When they simultaneously transplanted epicardial cells and heart muscle cells into rats with damaged hearts, the rate of heart-muscle proliferation doubled over that of muscle cells alone, the team reported. The researchers also observed an improvement in “systolic functioning,” which is the ability of the left ventricle of the heart to contract normally.

A handful of companies are working on stem-cell treatments for heart failure, but their efforts have run into plenty of roadblocks. They include Australia-based Mesoblast, which is testing injections of mesenchymal precursor cells in clinical trials. Results from a phase 2 trial released late last year showed the therapy was unable to free patients from their reliance on left ventricular assist devices (LVADs), but the company said it would continue to pursue it.

Around that time, the National Heart, Lung, and Blood Institute (NHLBI) of the National Institutes of Health (NIH) paused a high-profile trial combining c-kit+ cells with mesenchymal stem cells from bone marrow in patients with heart failure because of concerns related to safety and efficacy. The worries arose from questions that were raised about journal articles pertaining to related cell therapies, the NHLBI said at the time.

The new study from the University of Cambridge and the University of Washington was partly funded by the British Heart Foundation, which remains committed to studying the potential of stem cells for treating heart disease.
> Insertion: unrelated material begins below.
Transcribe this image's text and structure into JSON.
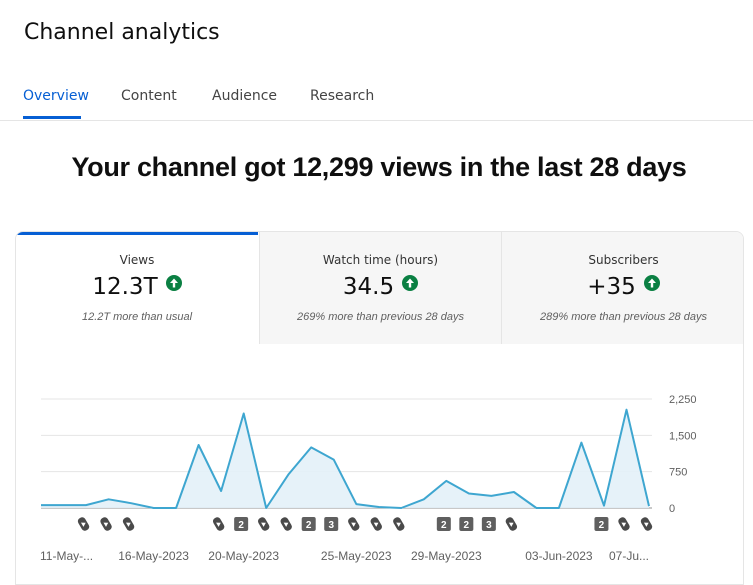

The foundation currently supports three regenerative medicine research centers in the U.K. that are pursuing the research, according to a statement.

"When it comes to mending broken hearts, stem cells haven't yet really lived up to their early promise,” said Sir Nilesh Samani, Medical Director at the British Heart Foundation, in a statement. “We hope that this latest research represents the turning of the tide in the use of these remarkable cells."